Introduction à Vénus anadyomène de Rimbaud
Arthur Rimbaud 1854−1891, ce poète maudit et rebelle, a écrit les Cahiers de Douai pendant la période tumultueuse de la guerre franco-prussienne. "Vénus anadyomène", deuxième poème du recueil, présente un paradoxe saisissant : une forme traditionnelle (le sonnet) traitant d'un sujet classique (la naissance de Vénus), mais avec une approche révolutionnaire.
La problématique centrale est claire : comment Rimbaud bouscule-t-il les codes de la poésie traditionnelle ? Le poème décrit la déesse de façon péjorative, suivant son émergence des eaux (sens de "anadyomène") dans un mouvement vertical : de la tête au postérieur, créant un portrait délibérément choquant.

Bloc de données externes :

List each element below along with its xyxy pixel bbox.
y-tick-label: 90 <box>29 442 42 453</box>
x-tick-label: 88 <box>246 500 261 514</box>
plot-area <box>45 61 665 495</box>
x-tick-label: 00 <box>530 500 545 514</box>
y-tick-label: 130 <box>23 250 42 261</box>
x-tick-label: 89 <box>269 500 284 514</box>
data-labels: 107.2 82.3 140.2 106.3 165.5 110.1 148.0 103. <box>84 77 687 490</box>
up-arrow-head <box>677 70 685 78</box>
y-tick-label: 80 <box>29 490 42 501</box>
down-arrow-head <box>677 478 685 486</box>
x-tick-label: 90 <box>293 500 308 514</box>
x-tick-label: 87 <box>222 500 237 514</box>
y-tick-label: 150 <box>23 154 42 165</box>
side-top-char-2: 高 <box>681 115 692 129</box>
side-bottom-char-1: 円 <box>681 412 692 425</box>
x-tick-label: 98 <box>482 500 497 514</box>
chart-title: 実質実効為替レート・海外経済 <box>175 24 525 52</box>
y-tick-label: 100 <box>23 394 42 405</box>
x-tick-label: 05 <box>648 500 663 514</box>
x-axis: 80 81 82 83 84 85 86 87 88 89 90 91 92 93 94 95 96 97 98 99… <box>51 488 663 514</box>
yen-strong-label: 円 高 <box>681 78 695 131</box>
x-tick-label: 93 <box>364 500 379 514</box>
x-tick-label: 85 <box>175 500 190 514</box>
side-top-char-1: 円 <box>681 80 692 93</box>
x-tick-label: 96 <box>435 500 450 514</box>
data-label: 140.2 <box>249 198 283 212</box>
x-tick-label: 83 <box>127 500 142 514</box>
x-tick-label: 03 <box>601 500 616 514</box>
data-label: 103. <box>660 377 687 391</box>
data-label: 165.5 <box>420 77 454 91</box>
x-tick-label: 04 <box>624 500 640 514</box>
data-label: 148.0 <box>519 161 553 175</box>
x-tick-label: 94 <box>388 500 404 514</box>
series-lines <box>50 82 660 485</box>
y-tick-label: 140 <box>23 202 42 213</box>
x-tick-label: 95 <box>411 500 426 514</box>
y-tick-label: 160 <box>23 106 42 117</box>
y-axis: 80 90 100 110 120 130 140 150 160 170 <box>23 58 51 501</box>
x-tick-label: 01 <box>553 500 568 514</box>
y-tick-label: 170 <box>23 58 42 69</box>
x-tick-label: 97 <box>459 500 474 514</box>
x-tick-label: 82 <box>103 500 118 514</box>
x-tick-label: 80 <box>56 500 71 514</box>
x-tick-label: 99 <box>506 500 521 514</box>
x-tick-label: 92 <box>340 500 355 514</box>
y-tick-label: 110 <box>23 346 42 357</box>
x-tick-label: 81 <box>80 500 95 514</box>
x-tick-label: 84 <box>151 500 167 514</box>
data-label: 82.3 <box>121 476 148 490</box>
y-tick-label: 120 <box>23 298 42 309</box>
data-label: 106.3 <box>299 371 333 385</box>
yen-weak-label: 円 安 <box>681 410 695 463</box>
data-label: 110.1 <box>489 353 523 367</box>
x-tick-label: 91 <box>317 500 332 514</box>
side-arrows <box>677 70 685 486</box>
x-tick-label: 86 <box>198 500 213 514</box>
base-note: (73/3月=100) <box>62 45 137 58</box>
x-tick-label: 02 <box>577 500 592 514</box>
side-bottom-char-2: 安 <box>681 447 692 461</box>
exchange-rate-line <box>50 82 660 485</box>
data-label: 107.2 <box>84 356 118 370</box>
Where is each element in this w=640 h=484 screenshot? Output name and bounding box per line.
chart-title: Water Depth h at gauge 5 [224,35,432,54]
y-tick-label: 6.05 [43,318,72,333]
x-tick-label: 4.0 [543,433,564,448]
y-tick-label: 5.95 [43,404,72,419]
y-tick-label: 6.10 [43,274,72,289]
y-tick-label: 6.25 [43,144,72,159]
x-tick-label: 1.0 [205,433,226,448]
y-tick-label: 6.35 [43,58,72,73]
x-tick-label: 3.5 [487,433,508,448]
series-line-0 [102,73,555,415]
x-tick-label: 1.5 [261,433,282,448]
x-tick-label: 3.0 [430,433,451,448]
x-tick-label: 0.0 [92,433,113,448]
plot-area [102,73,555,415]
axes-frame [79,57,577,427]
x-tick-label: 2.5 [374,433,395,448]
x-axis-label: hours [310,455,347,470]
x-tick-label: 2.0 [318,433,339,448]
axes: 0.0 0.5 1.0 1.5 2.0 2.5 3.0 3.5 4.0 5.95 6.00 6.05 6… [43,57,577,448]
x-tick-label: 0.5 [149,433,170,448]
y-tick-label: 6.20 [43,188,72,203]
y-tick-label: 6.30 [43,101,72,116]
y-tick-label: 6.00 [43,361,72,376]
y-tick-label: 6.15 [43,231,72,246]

La structure du poème suit cette progression anatomique : d'abord la tête vers1−4, puis le buste vers5−6, ensuite les reins vers7−12, et enfin le postérieur vers13−14. Cette organisation méthodique contraste avec la description repoussante, créant une tension artistique.
💡 Rimbaud utilise des techniques littéraires sophistiquées pour transformer le sublime en grotesque : comparaisons surprenantes, enjambements, allitérations et un vocabulaire délibérément provocateur.
Les premiers vers illustrent parfaitement cette technique : la comparaison inattendue à "un cercueil vert en fer blanc" introduit d'emblée les thèmes de mort et de vieillesse, à l'opposé de la jeunesse et beauté associées traditionnellement à Vénus. L'image d'une "vieille baignoire" d'où émerge une tête "lente et bête" établit le ton résolument anti-lyrique du texte.